This U.S. Fish and Wildlife Service Decision regarding grizzly bears near Yellowstone is creating a lot of controversy.
It’s been since the 1970s that grizzly bears near Yellowstone Park were officially hunted. In 1975, grizzly numbers in the lower 48 were estimated to be close to 136 total bears. In 2016, they are now estimated to be close to 1,000.
As a result, grizzly bear attacks on humans and livestock are at all time highs. It is for this reason that state pressure is resulting in a move to delist the grizzly as a threatened species.
If this action does go into effect, it won’t be for about a year until final resolutions to the bill can be made. However, if grizzly bears are in fact listed as recovered species, hunting inside Yellowstone will still not be allowed.
Individual states with grizzly populations such as Montana, Idaho and Wyoming, would be responsible for setting their own hunting limits to keep populations in check.
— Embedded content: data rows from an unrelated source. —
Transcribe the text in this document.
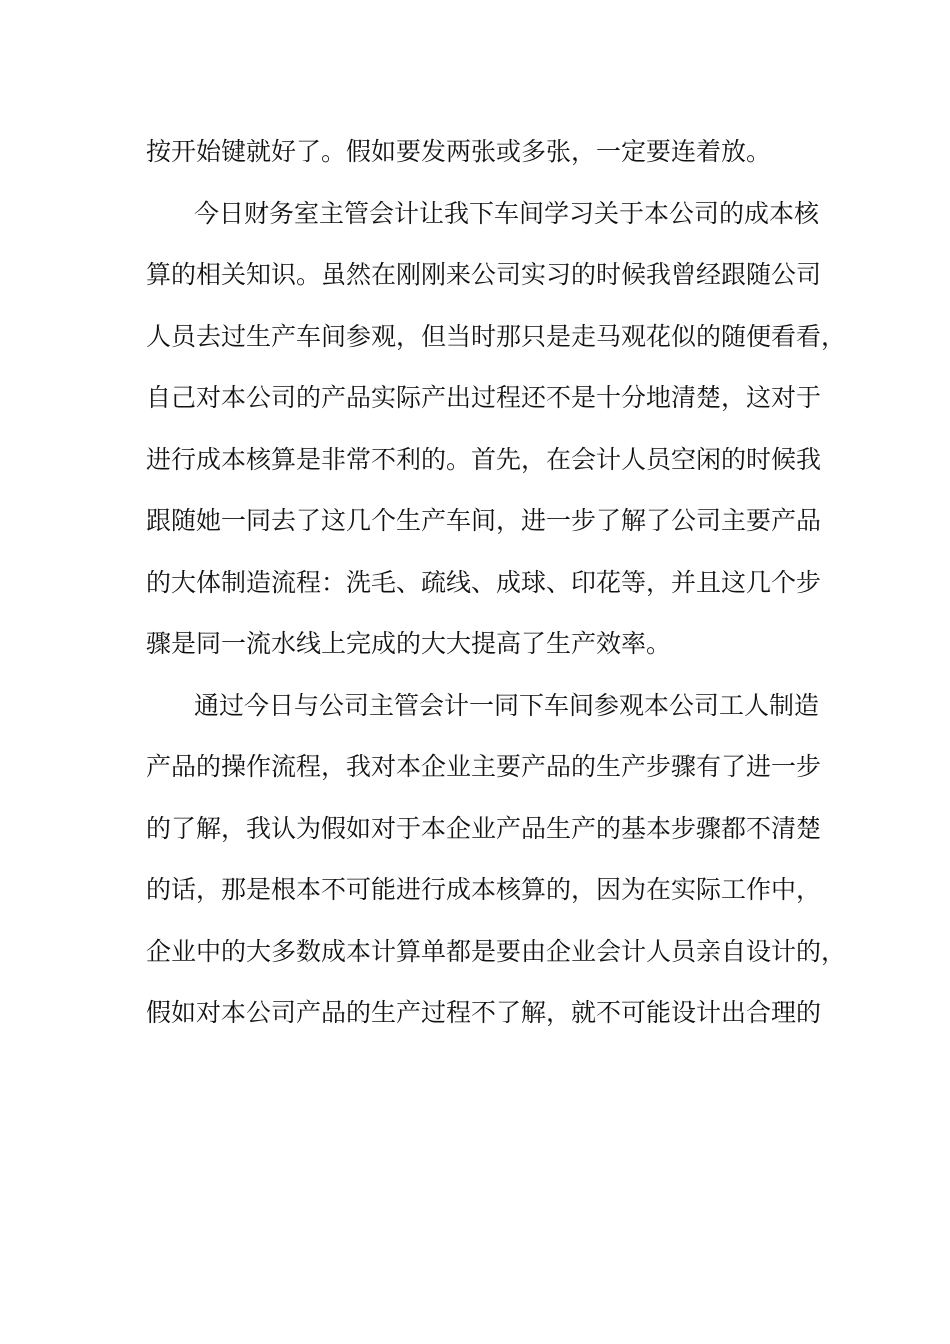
按开始键就好了。假如要发两张或多张，一定要连着放。
今日财务室主管会计让我下车间学习关于本公司的成本核
算的相关知识。虽然在刚刚来公司实习的时候我曾经跟随公司
人员去过生产车间参观，但当时那只是走马观花似的随便看看，
自己对本公司的产品实际产出过程还不是十分地清楚，这对于
进行成本核算是非常不利的。首先，在会计人员空闲的时候我
跟随她一同去了这几个生产车间，进一步了解了公司主要产品
的大体制造流程：洗毛、疏线、成球、印花等，并且这几个步
骤是同一流水线上完成的大大提高了生产效率。
通过今日与公司主管会计一同下车间参观本公司工人制造
产品的操作流程，我对本企业主要产品的生产步骤有了进一步
的了解，我认为假如对于本企业产品生产的基本步骤都不清楚
的话，那是根本不可能进行成本核算的，因为在实际工作中，
企业中的大多数成本计算单都是要由企业会计人员亲自设计的，
假如对本公司产品的生产过程不了解，就不可能设计出合理的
Restricted grizzly hunting seasons would stay open as long as the total number of bears remained above an estimated 600 total animals.
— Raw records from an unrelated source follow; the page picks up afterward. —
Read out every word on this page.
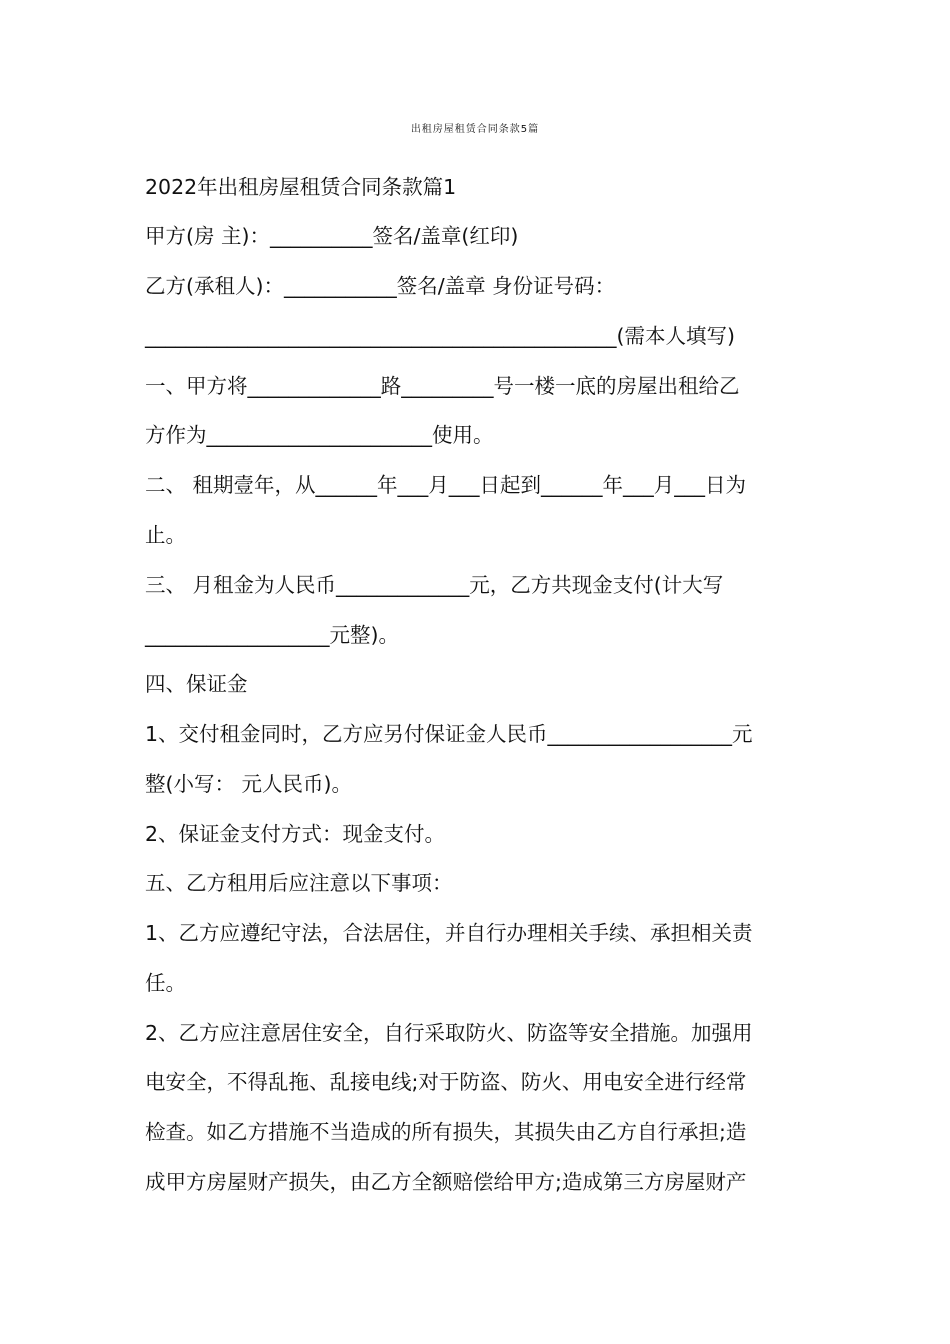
出租房屋租赁合同条款5篇
2022年出租房屋租赁合同条款篇1
甲方(房 主)：__________签名/盖章(红印)
乙方(承租人)：___________签名/盖章 身份证号码：
______________________________________________(需本人填写)
一、甲方将_____________路_________号一楼一底的房屋出租给乙
方作为______________________使用。
二、 租期壹年，从______年___月___日起到______年___月___日为
止。
三、 月租金为人民币_____________元，乙方共现金支付(计大写
__________________元整)。
四、保证金
1、交付租金同时，乙方应另付保证金人民币__________________元
整(小写： 元人民币)。
2、保证金支付方式：现金支付。
五、乙方租用后应注意以下事项：
1、乙方应遵纪守法，合法居住，并自行办理相关手续、承担相关责
任。
2、乙方应注意居住安全，自行采取防火、防盗等安全措施。加强用
电安全，不得乱拖、乱接电线;对于防盗、防火、用电安全进行经常
检查。如乙方措施不当造成的所有损失，其损失由乙方自行承担;造
成甲方房屋财产损失，由乙方全额赔偿给甲方;造成第三方房屋财产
The Boone and Crockett Club gave their response to this incredible conservation success story in a press release made public shortly after the above announcement.
“We welcome today’s U.S. Fish and Wildlife Service proposal to return the Yellowstone grizzly bear to state management as a recovered species,” said the release. “Restoring the bear to this point is a high achievement of state, federal, and tribal experts working together since the 1980s, and we commend especially the Interagency Grizzly Bear Committee for a job well done.”
Animal rights groups and over 40 native American tribes in the region are hoping that President Obama strikes the bill down.
“It’s a sacred animal, our brother, our sister. It would be like going out there and murdering,” said Lee Juan Tyler, vice chairman of the Shoshone-Bannock Tribes in Fort Hall, Idaho, in an interview about the situation.
There is still a long way to go before the decision will be handed down. We are all sure this is not the last we’ll hear of it.
What do you think? Is this a good or bad move for the long protected grizzly bear of lower 48 states?